The Queer Archives Project (QAP) is a project designed to illuminate the college’s queer history by bringing to light stories and experiences of LGBTQ+ identifying alumni, faculty and staff.
On Wednesday night, several people involved in the the QAP hosted a discussion over Zoom to discuss the journey behind this initiative. Panelists included Women, Gender and Sexuality Studies professor Mary Armstrong, college archivist Elaine Stomber and two alumni who have shared their stories with the QAP.
Armstrong explained that the initial preparations for the project began in 2013, as part of the college’s first LGBTQ+ Studies class titled “Sexuality Studies,” which she taught. In the class, students began to engage with Lafayette’s queer history by researching and building an archive on this previously neglected piece of Lafayette’s past.
In 2016, the project developed into an oral history undertaking with an increasing number of interviews with alumni and shared stories regarding their experience as an LGBTQ+ identifying student during their Lafayette years.
Following a brief overview of the origin of the QAP, Armstrong passed the virtual microphone to Stomber, who gave her audience a tour of the QAP websites and archives. Subsequently, the panelists opened the floor for questions and comments from the audience.
The first question was directed towards the alumni panelists: “Why did you share your story? How has the QAP or representation in general impacted your relationship with Lafayette College?”
Leah Wasacz ’16 said that in 2015, around the time when she came out as transgender, more people were being introduced to terminology regarding the LGBTQ+ community, and she felt that “capturing that time period of people learning was important.”
“It has been really great to come back [to Lafayette] every time there is a talk about the Queer Archives Project…and be able to meet new students and see old students succeed…it has been a blessing,” Wasacz added.
Stephen Parahus ’84 said that his interview for the QAP was a part of his new year’s resolution of a year of “yes.”
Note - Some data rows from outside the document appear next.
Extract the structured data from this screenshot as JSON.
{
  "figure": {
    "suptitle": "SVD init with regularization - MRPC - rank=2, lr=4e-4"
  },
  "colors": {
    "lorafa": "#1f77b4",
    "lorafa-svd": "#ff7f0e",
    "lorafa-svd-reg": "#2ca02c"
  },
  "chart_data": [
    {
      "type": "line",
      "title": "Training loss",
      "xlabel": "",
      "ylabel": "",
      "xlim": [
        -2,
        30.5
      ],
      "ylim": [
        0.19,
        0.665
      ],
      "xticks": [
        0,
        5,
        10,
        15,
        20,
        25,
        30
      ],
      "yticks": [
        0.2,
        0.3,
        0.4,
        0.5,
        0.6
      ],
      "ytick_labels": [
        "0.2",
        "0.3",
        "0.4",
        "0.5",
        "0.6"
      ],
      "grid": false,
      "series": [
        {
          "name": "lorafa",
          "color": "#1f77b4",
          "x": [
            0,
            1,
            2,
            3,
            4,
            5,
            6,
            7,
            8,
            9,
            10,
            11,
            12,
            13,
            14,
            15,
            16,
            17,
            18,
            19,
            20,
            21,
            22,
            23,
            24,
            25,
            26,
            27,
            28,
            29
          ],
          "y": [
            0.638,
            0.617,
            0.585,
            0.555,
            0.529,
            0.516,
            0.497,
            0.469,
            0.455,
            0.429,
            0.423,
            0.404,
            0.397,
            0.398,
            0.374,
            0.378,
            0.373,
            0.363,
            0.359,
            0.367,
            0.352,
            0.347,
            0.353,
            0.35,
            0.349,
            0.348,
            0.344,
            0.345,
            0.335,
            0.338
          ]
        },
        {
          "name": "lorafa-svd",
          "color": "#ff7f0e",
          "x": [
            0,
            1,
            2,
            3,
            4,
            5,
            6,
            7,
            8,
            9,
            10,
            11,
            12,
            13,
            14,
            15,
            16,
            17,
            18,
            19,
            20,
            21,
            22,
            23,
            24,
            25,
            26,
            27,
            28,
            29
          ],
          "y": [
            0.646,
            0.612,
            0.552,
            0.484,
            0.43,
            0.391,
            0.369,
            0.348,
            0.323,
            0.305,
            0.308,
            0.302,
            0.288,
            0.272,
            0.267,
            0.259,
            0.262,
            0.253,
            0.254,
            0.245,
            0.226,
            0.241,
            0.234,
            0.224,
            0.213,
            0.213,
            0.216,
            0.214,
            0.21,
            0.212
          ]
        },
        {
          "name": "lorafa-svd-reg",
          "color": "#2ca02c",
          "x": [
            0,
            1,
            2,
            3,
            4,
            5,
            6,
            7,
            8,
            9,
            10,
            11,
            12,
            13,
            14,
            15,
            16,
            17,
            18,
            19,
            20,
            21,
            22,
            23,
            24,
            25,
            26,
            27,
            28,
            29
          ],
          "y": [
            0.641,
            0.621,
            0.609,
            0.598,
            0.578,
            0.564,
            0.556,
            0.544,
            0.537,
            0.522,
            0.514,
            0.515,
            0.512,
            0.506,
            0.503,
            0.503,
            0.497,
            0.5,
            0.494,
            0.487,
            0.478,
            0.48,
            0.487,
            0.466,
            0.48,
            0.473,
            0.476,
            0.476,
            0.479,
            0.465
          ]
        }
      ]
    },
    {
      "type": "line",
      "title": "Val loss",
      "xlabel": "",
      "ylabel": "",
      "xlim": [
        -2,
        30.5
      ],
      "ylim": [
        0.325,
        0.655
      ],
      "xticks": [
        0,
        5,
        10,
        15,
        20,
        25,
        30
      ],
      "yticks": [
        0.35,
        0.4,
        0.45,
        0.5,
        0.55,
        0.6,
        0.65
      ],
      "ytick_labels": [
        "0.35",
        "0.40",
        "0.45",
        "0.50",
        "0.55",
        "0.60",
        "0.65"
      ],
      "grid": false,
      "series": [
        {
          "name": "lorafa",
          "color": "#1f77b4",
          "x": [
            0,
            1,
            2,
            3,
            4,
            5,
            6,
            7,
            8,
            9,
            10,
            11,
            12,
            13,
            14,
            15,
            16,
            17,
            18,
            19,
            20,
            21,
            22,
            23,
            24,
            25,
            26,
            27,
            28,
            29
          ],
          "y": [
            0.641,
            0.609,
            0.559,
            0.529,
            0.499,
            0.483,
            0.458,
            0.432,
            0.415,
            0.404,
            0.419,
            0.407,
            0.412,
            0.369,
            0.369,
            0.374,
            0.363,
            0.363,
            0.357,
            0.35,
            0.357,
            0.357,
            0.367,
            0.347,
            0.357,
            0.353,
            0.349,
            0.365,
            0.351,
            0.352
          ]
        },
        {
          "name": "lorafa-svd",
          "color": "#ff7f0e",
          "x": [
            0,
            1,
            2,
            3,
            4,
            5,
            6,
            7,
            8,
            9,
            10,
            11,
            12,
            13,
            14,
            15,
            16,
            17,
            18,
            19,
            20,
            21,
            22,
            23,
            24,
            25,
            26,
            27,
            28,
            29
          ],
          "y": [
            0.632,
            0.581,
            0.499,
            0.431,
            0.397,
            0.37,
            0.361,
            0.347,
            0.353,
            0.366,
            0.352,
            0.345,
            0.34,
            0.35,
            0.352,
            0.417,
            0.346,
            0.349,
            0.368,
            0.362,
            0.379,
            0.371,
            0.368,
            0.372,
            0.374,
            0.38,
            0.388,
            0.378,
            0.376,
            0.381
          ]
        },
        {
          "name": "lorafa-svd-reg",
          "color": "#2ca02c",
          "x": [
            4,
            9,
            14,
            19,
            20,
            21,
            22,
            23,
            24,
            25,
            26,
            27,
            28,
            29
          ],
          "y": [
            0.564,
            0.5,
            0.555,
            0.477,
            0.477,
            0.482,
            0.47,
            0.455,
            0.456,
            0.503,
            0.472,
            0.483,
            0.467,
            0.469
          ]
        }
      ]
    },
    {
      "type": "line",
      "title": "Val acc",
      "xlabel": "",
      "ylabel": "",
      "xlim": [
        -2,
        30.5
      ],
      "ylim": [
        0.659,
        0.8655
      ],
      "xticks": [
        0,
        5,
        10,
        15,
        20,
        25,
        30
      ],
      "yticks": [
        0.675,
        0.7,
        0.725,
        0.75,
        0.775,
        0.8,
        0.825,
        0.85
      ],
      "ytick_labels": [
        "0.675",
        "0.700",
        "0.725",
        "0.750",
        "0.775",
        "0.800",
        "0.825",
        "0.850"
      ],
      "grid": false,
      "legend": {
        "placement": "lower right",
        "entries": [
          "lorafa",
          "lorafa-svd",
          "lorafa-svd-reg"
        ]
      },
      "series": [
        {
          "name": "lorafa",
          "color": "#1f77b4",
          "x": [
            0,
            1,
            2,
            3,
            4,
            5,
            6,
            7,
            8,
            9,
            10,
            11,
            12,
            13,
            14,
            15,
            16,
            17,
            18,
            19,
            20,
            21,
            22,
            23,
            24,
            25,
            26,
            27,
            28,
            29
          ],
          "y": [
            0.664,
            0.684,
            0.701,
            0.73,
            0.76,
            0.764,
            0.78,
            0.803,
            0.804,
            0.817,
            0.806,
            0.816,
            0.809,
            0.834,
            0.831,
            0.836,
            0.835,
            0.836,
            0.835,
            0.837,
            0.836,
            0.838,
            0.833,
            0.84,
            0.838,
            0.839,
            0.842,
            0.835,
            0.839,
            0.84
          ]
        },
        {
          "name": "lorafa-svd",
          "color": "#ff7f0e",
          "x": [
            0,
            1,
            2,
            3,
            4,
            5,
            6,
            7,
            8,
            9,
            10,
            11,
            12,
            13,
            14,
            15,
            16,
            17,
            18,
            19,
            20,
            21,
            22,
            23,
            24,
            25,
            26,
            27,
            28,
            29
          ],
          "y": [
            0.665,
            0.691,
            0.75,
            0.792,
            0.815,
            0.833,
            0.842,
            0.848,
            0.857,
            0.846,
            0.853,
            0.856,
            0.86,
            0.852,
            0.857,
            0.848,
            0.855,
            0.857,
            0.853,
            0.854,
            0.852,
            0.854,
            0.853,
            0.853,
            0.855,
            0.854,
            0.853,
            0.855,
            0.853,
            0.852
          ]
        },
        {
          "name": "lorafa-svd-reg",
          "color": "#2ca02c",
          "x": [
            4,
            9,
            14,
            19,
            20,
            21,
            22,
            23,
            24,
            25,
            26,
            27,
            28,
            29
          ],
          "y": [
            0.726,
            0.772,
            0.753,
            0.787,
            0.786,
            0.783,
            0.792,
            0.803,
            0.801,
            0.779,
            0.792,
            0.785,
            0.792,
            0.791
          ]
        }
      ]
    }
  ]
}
“I really felt there was almost a cathartic dimension to this, where I could revisit and reprocess who I was and how I felt relative to the culture in which I lived,” Parahus said. “But, from the perspective of now, I look at a more gay-friendly, gay-accepting world, and I can better understand when I look back at what my life was in Lafayette. My life was really good. It just wasn’t very gay.”
Parahus noted that the question of “how if felt to be queer in the 1980s” was not relevant, as the word “queer” did not even exist other than as a highly pejorative statement.
“So, the concept of what it meant to be a queer person technically had no meaning in the 1980s. But, in the 1980s, there was a benign invisibility. Lafayette was highly heteronormative. Gay was not good or bad, it just wasn’t,” Parahus said.
Commenting on structural backing and what steps the college could take to provide institutional support for everyone, Wasacz noted, “Inside clubs and classrooms, as a club leader or a teacher, when someone with authority can stand empowered and say ‘this person has talked to me and I want everybody to be respectful’, that can really help.”